WASHINGTON D.C. — According to MarketWatch, U.S. business investment is back on the upswing, buoyed in part by generous tax cuts and a frenzy of AI spending. In boardrooms, CFOs are high-fiving each other. In my neighborhood cafe, I’m high-five’ing my barista over whether the foam is worth seven bucks.

The Corporate Party

Executives are crowing about “capital expenditure momentum” and “offsetting tariff shocks.” They speak of “durable goods orders rising 2.9 percent.” That’s great, as long as your definition of “durable good” isn’t my $12 tote bag that frays after one use. The companies signing mega-deals are doing well, we’re told. Sure. Meanwhile, ordinary citizens (like me) are offered the blessing of “trickle-down optimism.” I tried to catch some. It missed.

My Wallet vs Their Spreadsheets

Here’s the thing: when boardrooms rejoice, that doesn’t always translate to better deals for everyone. The tax cuts that spur capital spending also cut local revenue in many cities. Schools, roads, parks — you name it — absorb the gap. So while companies buy new robots, I’m buying express shipping for socks that never arrived.

Also: AI spending. If every company that claimed “AI will transform us” actually replaced a human, we’d have millions fewer people paying rent. But somehow, we’re still swapping beans and industrial real estate for slogans. (Yes, my toaster still doesn’t talk.)

Reality Check (From Ground Level)

Take Main Street. Several small shop owners I talked to said they’re still struggling. Their margins are tighter than ever; inflation, supply chain disruption, rent hikes—none of those got a tax cut. Some report business is flat. Maybe “investment strong” is being measured in Excel, not in foot traffic or actual customers.

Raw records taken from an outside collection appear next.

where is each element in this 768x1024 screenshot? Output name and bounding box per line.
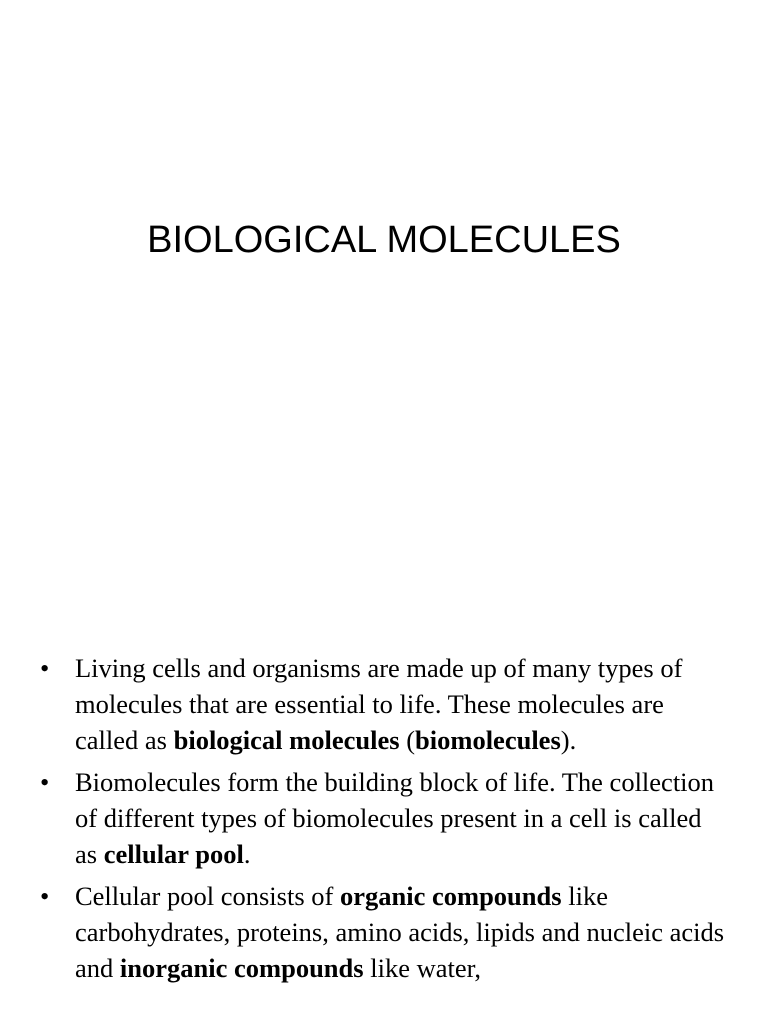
bold-term: inorganic compounds — [119, 953, 364, 983]
bullet-text: Cellular pool consists of organic compounds like carbohydrates, proteins, amino acids, lipids and nucleic acids and inorganic compounds like water, — [75, 881, 725, 983]
bullet-list — [40, 650, 730, 992]
bullet-text: Biomolecules form the building block of life. The collection of different types of biomolecules present in a cell is called as cellular pool. — [75, 767, 715, 869]
bullet-item — [40, 764, 730, 872]
bold-term: biological molecules — [173, 725, 400, 755]
bullet-icon: • — [40, 653, 50, 683]
bold-term: organic compounds — [339, 881, 562, 911]
slide-title: BIOLOGICAL MOLECULES — [147, 219, 621, 261]
bullet-item — [40, 878, 730, 986]
bullet-item — [40, 650, 730, 758]
bullet-icon: • — [40, 881, 50, 911]
bullet-icon: • — [40, 767, 50, 797]
bold-term: biomolecules — [415, 725, 561, 755]
bullet-text: Living cells and organisms are made up of many types of molecules that are essential to life. These molecules are called as biological molecules (biomolecules). — [75, 653, 683, 755]
bold-term: cellular pool — [103, 839, 244, 869]
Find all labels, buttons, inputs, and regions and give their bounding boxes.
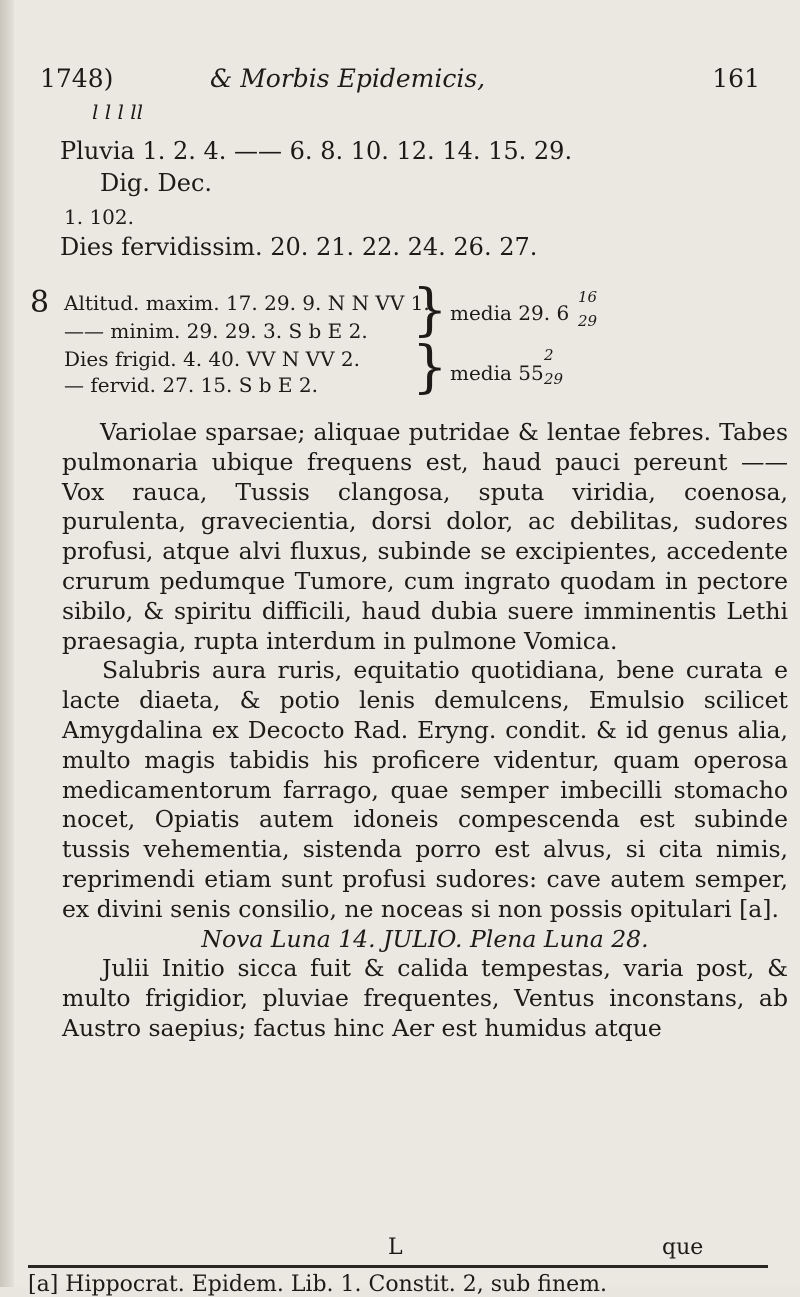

One bookstore owner told me: “They say business is booming, but last week I sold fewer books than the guy selling NFTs of dog memes.” She’s probably right.

So yes, corporate America is toasting champagne. I’m raising my latte. We’ll see who has actual value at the end of the quarter.

Editor’s note: Grumpy Journalist’s latte had three pumps of syrup. He insists it was “worth it.”